Mentor Collective Program Receives Enthusiastic Response
Within weeks of Lehigh announcing its participation in the Mentor Collective at Lehigh, 461 first-year students have signed up for a mentor, 272 students are serving as mentors for one or more students, and 100 percent of all student athletes (a total of 168) are matched with a mentor. The overall total of first-years includes 87 international students and 173 first-generation college students who are paired with a mentor.
The early numbers are signs of strong enthusiasm for a program that matches incoming first-year students and transfer students with current Lehigh students as mentors on common interests, backgrounds and academics.
The Mentor Collective program is employed at more than 50 institutions across the country. These mentor pairs have regular meetings through the year beginning during the summer using a variety of social media formats. During these sessions the students are encouraged to discuss issues of concern, or move on to the mastery of skills that will prove helpful at Lehigh and beyond: time management, networking techniques, public speaking and the development of a personal growth mindset.
Once a student was accepted at Lehigh and confirmed an intent to attend this fall, the incoming Lehigh student was offered an opportunity to be matched with a mentor by way of an email letter that explained some of the challenges that first- year students often encounter in a high-achieving intellectual environment Lehigh offers. To provide a “head start” on life at Lehigh, the letter explained, new students can find guidance on not only academics, but social life at Lehigh, the surrounding community, and the numerous sports, clubs and activities that are open to them.
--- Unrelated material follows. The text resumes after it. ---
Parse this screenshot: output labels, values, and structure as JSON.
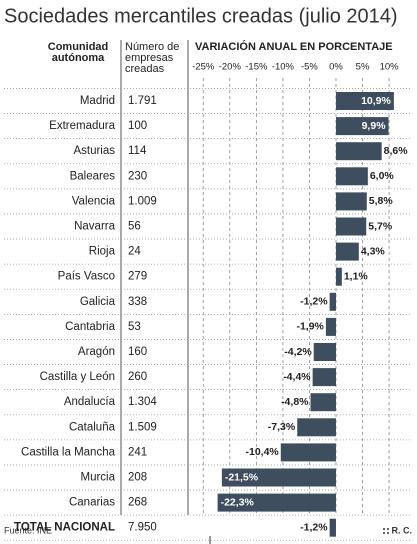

Interested students were then asked to complete a survey, which helped match them with an upper-class student who can help guide, advise and support them.
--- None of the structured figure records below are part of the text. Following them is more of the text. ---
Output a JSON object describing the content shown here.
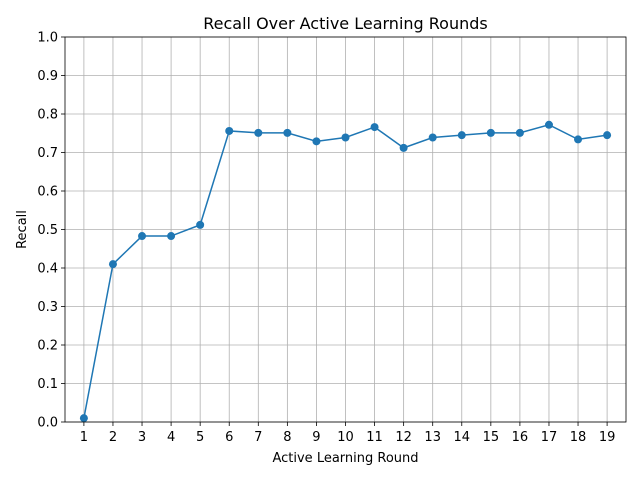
{
  "chart_data": {
    "type": "line",
    "title": "Recall Over Active Learning Rounds",
    "xlabel": "Active Learning Round",
    "ylabel": "Recall",
    "x": [
      1,
      2,
      3,
      4,
      5,
      6,
      7,
      8,
      9,
      10,
      11,
      12,
      13,
      14,
      15,
      16,
      17,
      18,
      19
    ],
    "x_tick_labels": [
      "1",
      "2",
      "3",
      "4",
      "5",
      "6",
      "7",
      "8",
      "9",
      "10",
      "11",
      "12",
      "13",
      "14",
      "15",
      "16",
      "17",
      "18",
      "19"
    ],
    "series": [
      {
        "values": [
          0.01,
          0.41,
          0.483,
          0.483,
          0.512,
          0.756,
          0.751,
          0.751,
          0.729,
          0.739,
          0.766,
          0.712,
          0.739,
          0.745,
          0.751,
          0.751,
          0.772,
          0.734,
          0.745
        ],
        "color": "#1f77b4",
        "marker": "circle"
      }
    ],
    "xlim": [
      0.35,
      19.65
    ],
    "ylim": [
      0,
      1.0
    ],
    "y_ticks": [
      0.0,
      0.1,
      0.2,
      0.3,
      0.4,
      0.5,
      0.6,
      0.7,
      0.8,
      0.9,
      1.0
    ],
    "y_tick_labels": [
      "0.0",
      "0.1",
      "0.2",
      "0.3",
      "0.4",
      "0.5",
      "0.6",
      "0.7",
      "0.8",
      "0.9",
      "1.0"
    ],
    "grid": true
  }
}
The mentors were nominated by administrators, faculty, Gryphons or others at Lehigh for their ability to relate to and advise new students. Mentors received online training, which prepares them to meet with their mentees at least once a month, either in person or via video chat. Guidelines for discussion are provided via an expansive set of curricular modules provided by the mentorship program in order to maximize their time.
For Nastara Greenberg ’19, a chemical engineering major from Boxford, Mass., serving as a mentor is providing an opportunity to share her personal life lessons. “I love the opportunity to give students the advice I wish I had gotten as a freshman, knowing very little about academics and life in general at college,” she said. “I am a very honest person and will be truthful to my mentees. I won’t sugarcoat the difficulties of college, but will help them figure out how best to navigate them.”
Her mentee is Yamelin Jaquez, a recent graduate of the Community Academy of Philadelphia charter school, who says having Greenberg as a mentor at Lehigh has already helped prepare her for her new environment. “She gave me her experience with changing majors and colleges,” Jaquez said. “It calmed my anxiety over my major and the fact that I can possibly change it. I like that I have a mentor that I can turn to. I just want my mentor to be that support to help clarify any confusion I have.”
The pair also share a bond they discovered through their common matching qualities, which are teased out during the application process. Both are interested in STEM and business entrepreneurship, are active and engaged community volunteers, have led student organizations, love traveling and exploring new places, and have similar interests, such as hiking, reading and yoga.
The right match is key to the program’s ultimate success, explains George White, the longtime professor of educational leadership at Lehigh who was named Lehigh’s first Managing Director for Student Access and Success in late 2017. In this new role, he works under the Office of Diversity, Inclusion and Equity in leading the university’s efforts to develop and implement university strategies that address recruitment, admission, financial aid, student life, academic coaching and post-graduate support for students from underserved groups, with a focus on first-generation college students and students from lower-income families. The Mentor Collective is an outgrowth of these broader efforts.
The program is particularly important to incoming international students, adds Cheryl Matherly, vice president and vice provost of International Affairs. Many of those students often have very specific questions about coming to study in the United States, she said, noting that 130 students from 39 different countries will be coming to Lehigh this fall. In some cases, a student may be the only one for their country.
"The Mentor Collective is helping connect international students quickly with the Lehigh community,” Matherly said. “They are able to learn about Lehigh, get answers to specific questions, and importantly, make a friend. We know that this is reinforcing the message that Lehigh is excited to welcome international students to campus."
“I am thrilled with the overwhelming response of our incoming students and with the willingness of many current Lehigh students to serve as mentors,” White said. “But we still are in need of additional mentors! We view the Mentor Collective at Lehigh as an additional support to the already strong portfolio of programs and services offered to first year students by the Office of First Year Experience. The intention of all of these programs, but especially the Mentor Collective, is to provide the first year student with a personal connection to the university in such a way that we support their personal and academic growth and their leadership development.”